Mellon Global Securities Services recently decided to take action against the industry-wide problem of corporate actions.

Data management is no easy task, whether it is preceded by the word "reference," "historical," or any other jargon found in a market-data department. One prefix in particular that is almost always met with sighs, eye rolls and headaches is "corporate actions."

With a mass of data sources and a host of mediums, the standardization of corporate-actions data, and its resulting processes, are often just a utopian dream for many Wall Street firms.

Mellon Global Securities Services (MGSS), an arm of Pittsburgh-based Mellon Financial, has recently made an effort to revamp its corporate-actions procedures to ensure shared success with its various alliances formed over the past few years.

"When we expanded our global strategic alliances, we expanded the breadth and complexity of our global markets and corporate actions that we supported," explains Amy Harkins, first vice president and director of Mellon's Global Asset Servicing Division.

With its many new sites came many operational systems and workflows, adds Liz Crivelli, MGSS' first vice president and project manager. "We wanted to treat the whole corporate-actions process holistically," she says, allowing one corporate action to be worked on at all four locations: Pittsburgh, Toronto, London and Everett, Mass.

At the base of the challenge, Harkins begins, is the fact that corporate-actions information is a "dynamic creature," based on time, location and corporate cultures. Each company has a distinct way of doing business, so each corporate-action varies. For example, she continues, an Australian firm might offer a security in a particular method and call it "X," while a U.S. firm could offer the same security but term it "Y."

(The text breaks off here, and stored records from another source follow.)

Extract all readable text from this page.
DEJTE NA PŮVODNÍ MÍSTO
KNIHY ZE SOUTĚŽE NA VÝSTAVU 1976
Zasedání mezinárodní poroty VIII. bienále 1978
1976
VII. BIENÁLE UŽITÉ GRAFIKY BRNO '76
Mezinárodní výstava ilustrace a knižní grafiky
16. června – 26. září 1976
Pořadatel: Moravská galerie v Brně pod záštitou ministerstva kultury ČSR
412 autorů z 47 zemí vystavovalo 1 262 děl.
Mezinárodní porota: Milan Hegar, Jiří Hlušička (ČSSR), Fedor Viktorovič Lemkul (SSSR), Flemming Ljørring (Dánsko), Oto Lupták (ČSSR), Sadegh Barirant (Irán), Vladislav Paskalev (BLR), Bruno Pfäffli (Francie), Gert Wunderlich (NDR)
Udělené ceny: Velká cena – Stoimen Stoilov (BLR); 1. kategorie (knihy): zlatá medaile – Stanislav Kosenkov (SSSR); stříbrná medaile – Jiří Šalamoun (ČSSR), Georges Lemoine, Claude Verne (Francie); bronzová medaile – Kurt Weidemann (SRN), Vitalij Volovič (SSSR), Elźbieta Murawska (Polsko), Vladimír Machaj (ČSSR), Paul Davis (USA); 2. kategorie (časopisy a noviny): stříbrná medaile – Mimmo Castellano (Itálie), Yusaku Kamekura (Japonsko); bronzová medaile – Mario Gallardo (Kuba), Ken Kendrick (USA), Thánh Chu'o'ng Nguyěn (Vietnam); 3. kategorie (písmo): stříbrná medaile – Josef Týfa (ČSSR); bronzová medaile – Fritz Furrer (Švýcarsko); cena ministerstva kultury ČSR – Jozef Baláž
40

Harkins says standards would fix the problem "if companies would consistently offer the same type of corporate actions, without different variations, and offer them through one single depository. But you're not going to get every Fortune 500 company to do that."

While the market is overflowing with third-party options, at the time Mellon approved the project's funding, nothing seemed to fit the bill. "There have been various vendors who take corporate actions from a reference-data-scrubbing and management-process (standpoint), or look at message handling. But as a global custodian, we need to see it as a lifecycle."

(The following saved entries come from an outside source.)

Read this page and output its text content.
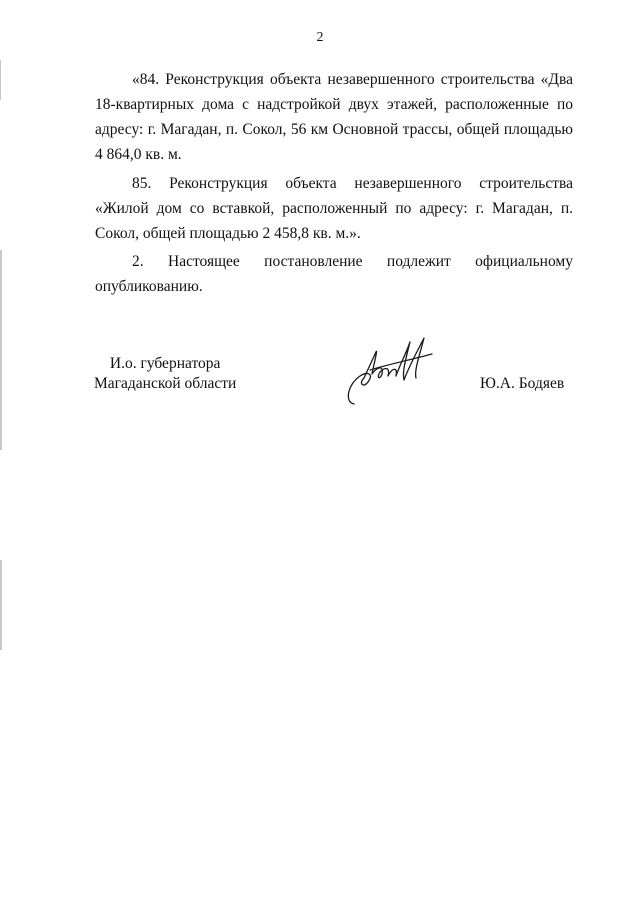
2

«84. Реконструкция объекта незавершенного строительства «Два 18-квартирных дома с надстройкой двух этажей, расположенные по адресу: г. Магадан, п. Сокол, 56 км Основной трассы, общей площадью 4 864,0 кв. м.

85. Реконструкция объекта незавершенного строительства «Жилой дом со вставкой, расположенный по адресу: г. Магадан, п. Сокол, общей площадью 2 458,8 кв. м.».

2. Настоящее постановление подлежит официальному опубликованию.

И.о. губернатора
Магаданской области	Ю.А. Бодяев
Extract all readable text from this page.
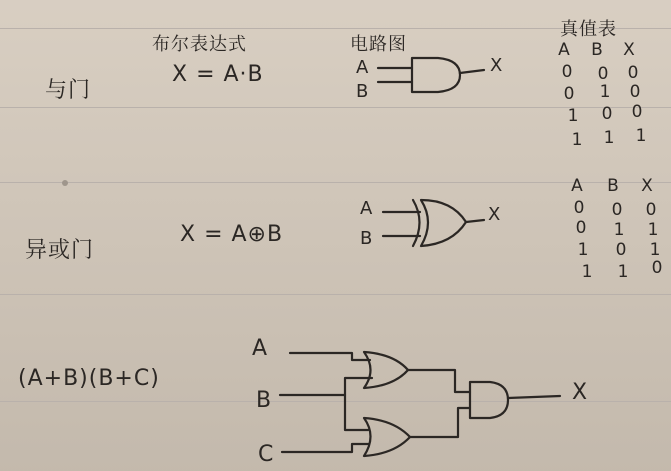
布尔表达式	电路图
真值表
与门
X = A·B	A
B
X
A	B	X
0	0	0
0	1	0
1	0	0
1	1	1
异或门
X = A⊕B
A
B
X
A	B	X
0	0	0
0	1	1
1	0	1
1	1	0
(A+B)(B+C)
A
B
C
X
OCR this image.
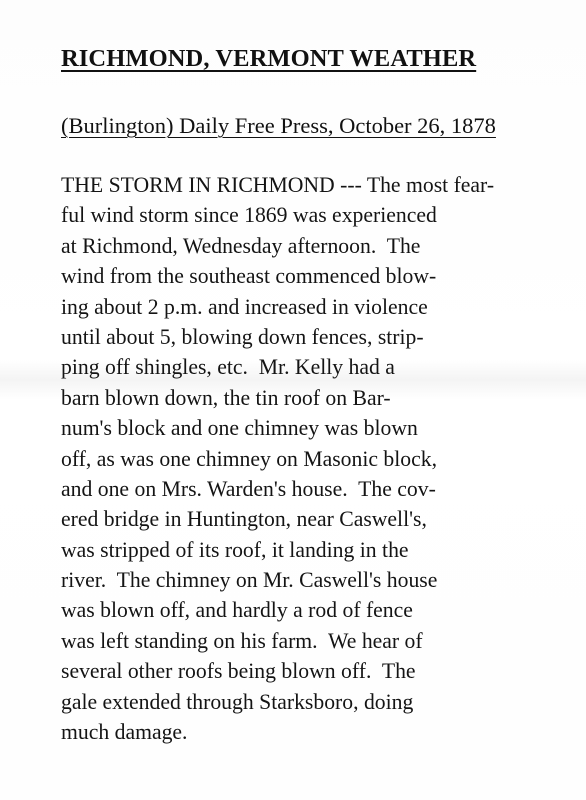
RICHMOND, VERMONT WEATHER

(Burlington) Daily Free Press, October 26, 1878

THE STORM IN RICHMOND --- The most fear-
ful wind storm since 1869 was experienced
at Richmond, Wednesday afternoon.  The
wind from the southeast commenced blow-
ing about 2 p.m. and increased in violence
until about 5, blowing down fences, strip-
ping off shingles, etc.  Mr. Kelly had a
barn blown down, the tin roof on Bar-
num's block and one chimney was blown
off, as was one chimney on Masonic block,
and one on Mrs. Warden's house.  The cov-
ered bridge in Huntington, near Caswell's,
was stripped of its roof, it landing in the
river.  The chimney on Mr. Caswell's house
was blown off, and hardly a rod of fence
was left standing on his farm.  We hear of
several other roofs being blown off.  The
gale extended through Starksboro, doing
much damage.
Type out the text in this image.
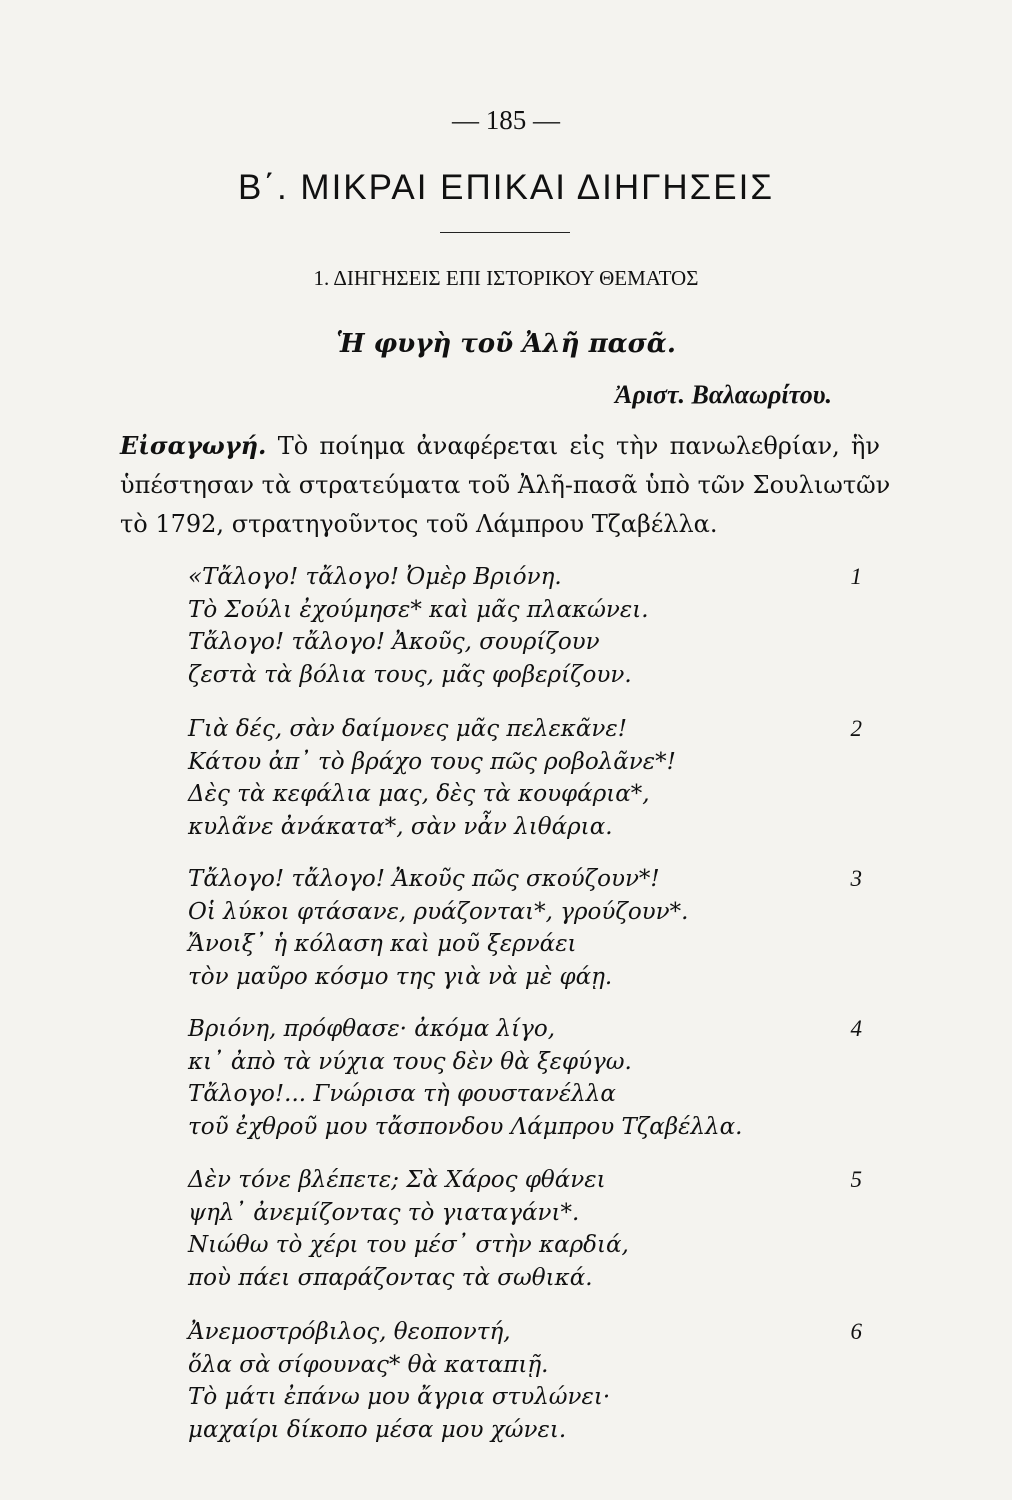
— 185 —
Β΄. ΜΙΚΡΑΙ ΕΠΙΚΑΙ ΔΙΗΓΗΣΕΙΣ
1. ΔΙΗΓΗΣΕΙΣ ΕΠΙ ΙΣΤΟΡΙΚΟΥ ΘΕΜΑΤΟΣ
Ἡ φυγὴ τοῦ Ἀλῆ πασᾶ.
Ἀριστ. Βαλαωρίτου.
Εἰσαγωγή. Τὸ ποίημα ἀναφέρεται εἰς τὴν πανωλεθρίαν, ἣν
ὑπέστησαν τὰ στρατεύματα τοῦ Ἀλῆ-πασᾶ ὑπὸ τῶν Σουλιωτῶν
τὸ 1792, στρατηγοῦντος τοῦ Λάμπρου Τζαβέλλα.
1
«Τἄλογο! τἄλογο! Ὀμὲρ Βριόνη.
Τὸ Σούλι ἐχούμησε* καὶ μᾶς πλακώνει.
Τἄλογο! τἄλογο! Ἀκοῦς, σουρίζουν
ζεστὰ τὰ βόλια τους, μᾶς φοβερίζουν.
2
Γιὰ δές, σὰν δαίμονες μᾶς πελεκᾶνε!
Κάτου ἀπ᾽ τὸ βράχο τους πῶς ροβολᾶνε*!
Δὲς τὰ κεφάλια μας, δὲς τὰ κουφάρια*,
κυλᾶνε ἀνάκατα*, σὰν νἆν λιθάρια.
3
Τἄλογο! τἄλογο! Ἀκοῦς πῶς σκούζουν*!
Οἱ λύκοι φτάσανε, ρυάζονται*, γρούζουν*.
Ἄνοιξ᾽ ἡ κόλαση καὶ μοῦ ξερνάει
τὸν μαῦρο κόσμο της γιὰ νὰ μὲ φάῃ.
4
Βριόνη, πρόφθασε· ἀκόμα λίγο,
κι᾽ ἀπὸ τὰ νύχια τους δὲν θὰ ξεφύγω.
Τἄλογο!... Γνώρισα τὴ φουστανέλλα
τοῦ ἐχθροῦ μου τἄσπονδου Λάμπρου Τζαβέλλα.
5
Δὲν τόνε βλέπετε; Σὰ Χάρος φθάνει
ψηλ᾽ ἀνεμίζοντας τὸ γιαταγάνι*.
Νιώθω τὸ χέρι του μέσ᾽ στὴν καρδιά,
ποὺ πάει σπαράζοντας τὰ σωθικά.
6
Ἀνεμοστρόβιλος, θεοποντή,
ὅλα σὰ σίφουνας* θὰ καταπιῇ.
Τὸ μάτι ἐπάνω μου ἄγρια στυλώνει·
μαχαίρι δίκοπο μέσα μου χώνει.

After deciding to build instead of buy, MGSS' first task was putting more than 200 corporate-action professionals on the same page.

MGSS then attacked the project according to the lifecycle of a corporate action, focusing on short phases of strategic and tactical wins along the way. "This nut is so huge you could never deliver it all at once," says Crivelli.

The team began with the information coming into the firm from more than 80 global sub-custodians, depositories and agents. MGSS brings in the information, scrubs it and places it - using a common format - in a database.

The corporate-actions professionals then map the events, using an event-matrixed system. Harkins notes MGSS has mapped at least 54 types of corporate actions, a number likely to increase.

The project will never be fully finished, Harkins says, due to the dynamic nature of the challenge. Future enhancements include incorporating additions in Swift messaging - standards for communicating corporate actions - as well as increasing incoming data feeds. "It's a process of building on the foundation of what we've already begun," agrees Crivelli.

MGSS has already witnessed a return on investment, Crivelli adds, citing increased productivity. At the same time, she says, the firm has maintained staffing costs and reduced operational risk.

While MGSS has taken the first step to meet the challenge of corporate actions, Harkins cautions that technology can't solve all of the problem. "You probably can never fully automate the lifecycle," she says. "If you can get to 80 percent, you've done a wonderful job."